A monk asked: “In our Sangha, we have a prayer that asks God to bless our body, mind, and soul. Why do we pray for the soul, since the soul is already one with God?
What we are asking is that our soul consciousness become (forgive me, I can’t resist!) our sole consciousness.
Why, you might equally ask, do we say “Jai Guru!”?
After all, the Guru certainly doesn’t need us to pray for his victory! We surely don’t need to lead a cheer for him.
With that phrase, we are simply praying that the Guru be victorious in winning over our hearts, and that he bless us with the love and firm determination to surrender our ego to him.
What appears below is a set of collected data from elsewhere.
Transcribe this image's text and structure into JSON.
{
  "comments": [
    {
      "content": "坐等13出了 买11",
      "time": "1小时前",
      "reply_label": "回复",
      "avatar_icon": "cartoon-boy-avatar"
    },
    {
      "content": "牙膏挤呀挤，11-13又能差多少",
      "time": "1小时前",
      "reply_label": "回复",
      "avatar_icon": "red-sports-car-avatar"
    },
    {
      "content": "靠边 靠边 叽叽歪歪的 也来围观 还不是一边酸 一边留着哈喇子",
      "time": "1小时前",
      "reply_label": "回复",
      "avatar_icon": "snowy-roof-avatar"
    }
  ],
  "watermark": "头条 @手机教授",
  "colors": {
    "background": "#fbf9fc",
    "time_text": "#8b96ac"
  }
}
Jai Guru! We are praying that the Guru will triumph over our delusion and dwell in us forever.
English is not as exact as Sanskrit for discussing spiritual matters. When we say “soul” in English, we mean, rather vaguely, certain soul qualities that exist, again vaguely, somewhere in ourselves.
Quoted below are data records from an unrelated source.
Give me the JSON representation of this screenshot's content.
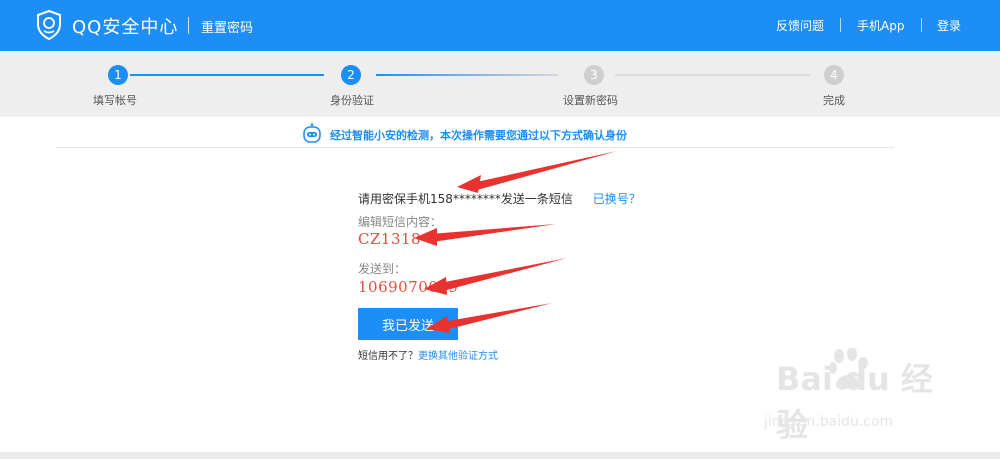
{
  "header": {
    "brand": "QQ安全中心",
    "subtitle": "重置密码",
    "nav": [
      "反馈问题",
      "手机App",
      "登录"
    ]
  },
  "steps": [
    {
      "num": "1",
      "label": "填写帐号",
      "state": "done"
    },
    {
      "num": "2",
      "label": "身份验证",
      "state": "current"
    },
    {
      "num": "3",
      "label": "设置新密码",
      "state": "todo"
    },
    {
      "num": "4",
      "label": "完成",
      "state": "todo"
    }
  ],
  "notice": "经过智能小安的检测，本次操作需要您通过以下方式确认身份",
  "form": {
    "sms_prompt": "请用密保手机158********发送一条短信",
    "change_number_link": "已换号？",
    "content_label": "编辑短信内容：",
    "content_value": "CZ1318",
    "send_to_label": "发送到：",
    "send_to_value": "1069070069",
    "sent_button": "我已发送",
    "alt_prefix": "短信用不了？",
    "alt_link": "更换其他验证方式"
  },
  "watermark": {
    "brand": "Bai du 经验",
    "url": "jingyan.baidu.com"
  },
  "colors": {
    "primary": "#1d8ef5",
    "accent_red": "#e74c3c",
    "step_inactive": "#cfcfcf",
    "steps_bg": "#eeeeee"
  }
}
In Sanskrit, there are more exact words. For example, jiva means the individual spark of God that lives in every incarnated being.
Swami Kriyananda defined jiva as “The soul as individualized consciousness: the Infinite limited to, and identified with, a body.”
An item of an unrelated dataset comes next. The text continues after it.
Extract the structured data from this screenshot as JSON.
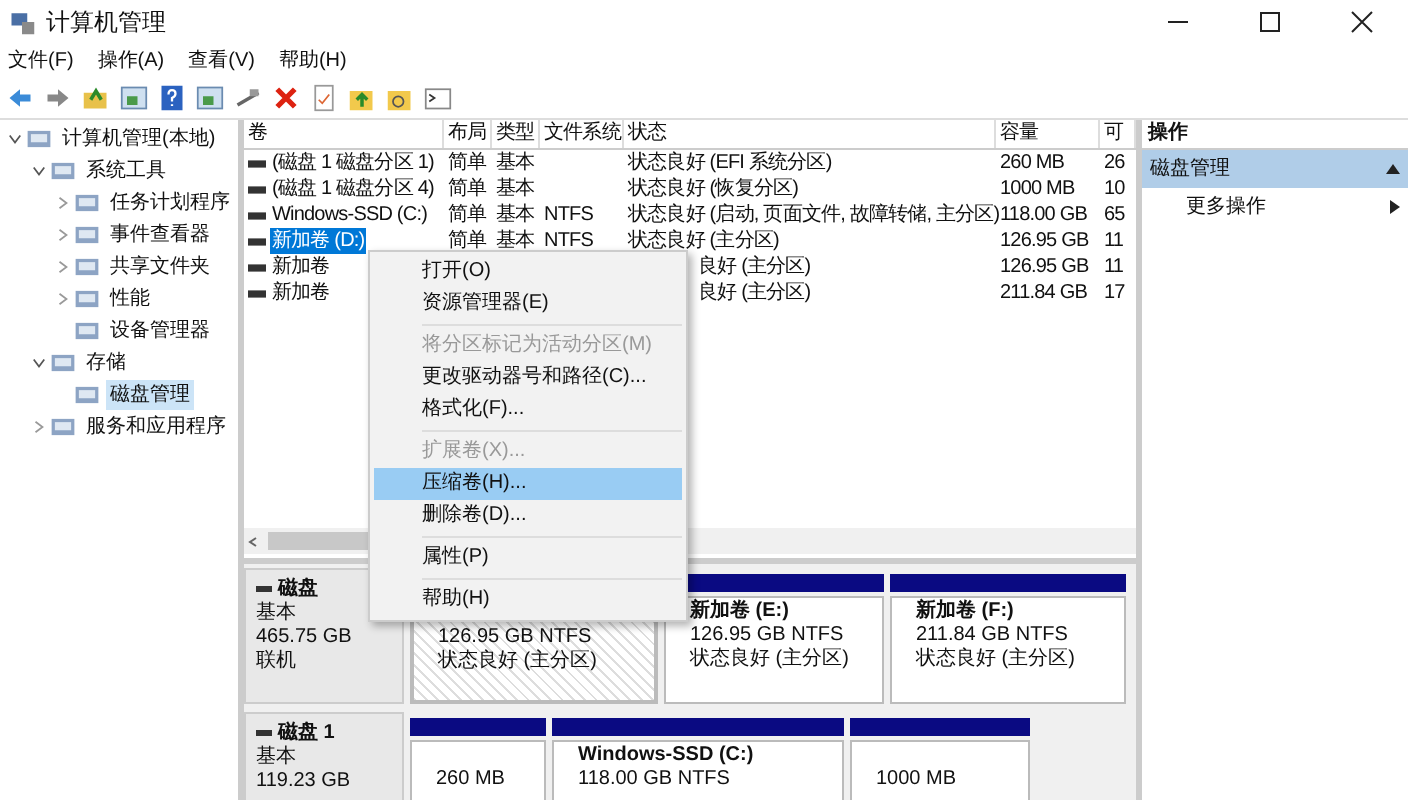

The term jivan mukta is used to describe a person who is spiritually free (mukta) but still lives in a body. A common translation is “Freed while living.” Swamiji notes that a jivan mukta lives in a state of complete freedom from ego-consciousness, while still having karma to work out from past lives. By contrast, a param mukta is a “supremely freed” being who has worked out all of his past karma and is completely free in God.
If you want to speak of the unquenchable spark of divinity that has become you – the bubble of Spirit that is you – that individual spark is your jiva.
To talk of “this jiva” – instead of saying “I” – can sound a bit pretentious, but it is a very valid way of affirming our divinity, at least in the privacy of our thoughts.